Bill Bratton is not just a consultant. In fact, he’s something of an entrepreneur. In addition to his other funding streams, Bratton has founded two companies under his name, “Bratton Technologies” and the “Bratton Group LLC.” Bratton Technologies is the originator of “BlueLine,” a kind of “LinkedIn for law enforcement.” It remains unclear why cops would need a dedicated cop-only social network. But BlueLine does serve a purpose. It helps technology and weapons companies market their products to local departments, reaping lucrative contracts and making sure no municipality misses out on the latest in advanced weapon systems. BlueLine “enables vendors serving the law enforcement community to more effectively reach tens of thousands of individual police departments, forming a first-of-its-kind global law enforcement marketplace.”


Bill Bratton also served on the Board of Directors of Motorola Solutions and SST. SST markets “ShotSpotter,” a gunshot-locator technology. ShotSpotter operates by placing microphones all over cities, which are intended to detect possible gunshots and alert police accordingly. The high rate of false positives has called ShotSpotter’s effectiveness into doubt, and some police departments seem to view it as an enormous waste of money. But ShotSpotter also comes with serious civil liberties implications, since it places all parts of a city under constant secret audio surveillance by police (Yes, this likely violates the Fourth Amendment).
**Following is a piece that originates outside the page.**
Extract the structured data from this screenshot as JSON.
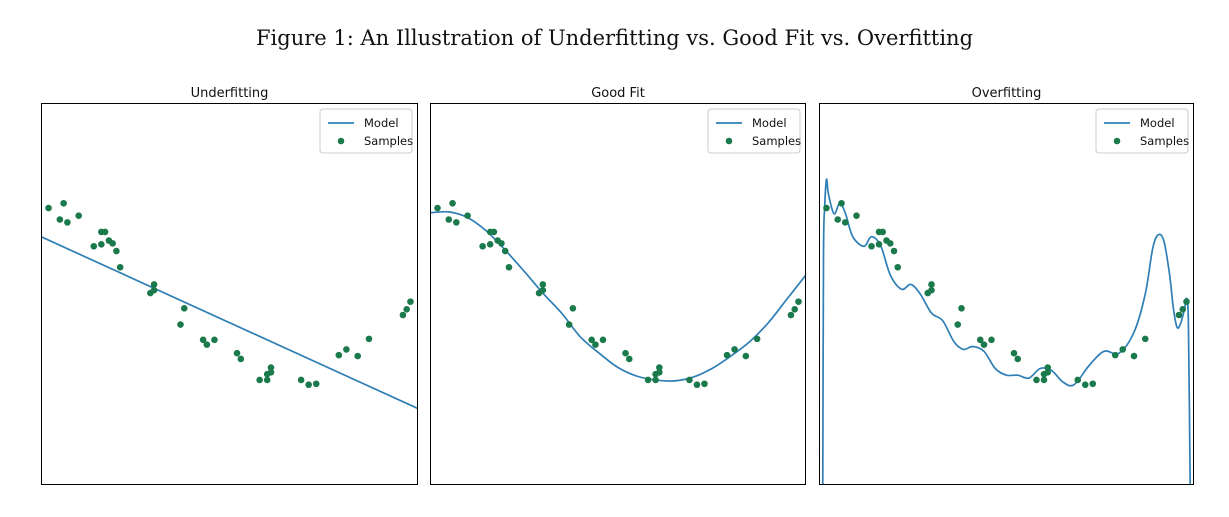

But despite its problems, New York City embraced ShotSpotter, unveiling a multi-million dollar system shortly after Bill Bratton stepped down from the SST board and joined the NYPD. In 2014, while he was NYPD commissioner, Bratton was paid nearly $50,000 by SST, even as he oversaw the implementation of a $3 million contract between SST and the city. Shockingly enough, earlier this year Bratton called for the city to spend many more millions of dollars purchasing additional ShotSpotter equipment.

Bratton’s conflicts of interest are endless. (The Village Voice said they trailed from him “like toilet paper on an old man’s shoe.”) Another security firm Bratton worked for was given over ten million dollars by the city of Los Angeles while Bratton was in charge of the LAPD. And Motorola, naturally enough, supplies the NYPD with millions of dollars in communications equipment.

Bill Bratton has successfully bridged the law enforcement and corporate worlds like no other police officer in the United States. Few other police commissioners publish business books, after all. (Bratton’s book is all about “collaboration” and “networking,” presumably collaboration between city police departments and firms trying to sell them large amounts of expensive technological devices and military-grade weaponry.) Bratton has successfully built a multi-million dollar scheme, by which he introduces cities to the “theory” of harassing vandals and sex workers, and in exchange reaps vast sums of money from both taxpayers and corporations.

Is there anything terribly wrong with that? It’s a ‘free country’, after all, and if Bratton has find a way to make policing work for him, perhaps we should congratulate him. But once we remember that police officers carry guns, and that police have a common tendency to use those guns, and that black lives do matter, Bratton’s new model is somewhat terrifying. When policing is driven by the financial incentives of companies looking for contracts, and when police commissioners have major money to make, it’s easy to foresee a world in which ordinary people suffer while freelance supercops like Bratton do very well for themselves. If the Bill Bratton-style rent-a-cop is the future of 21st century policing, then God help us all.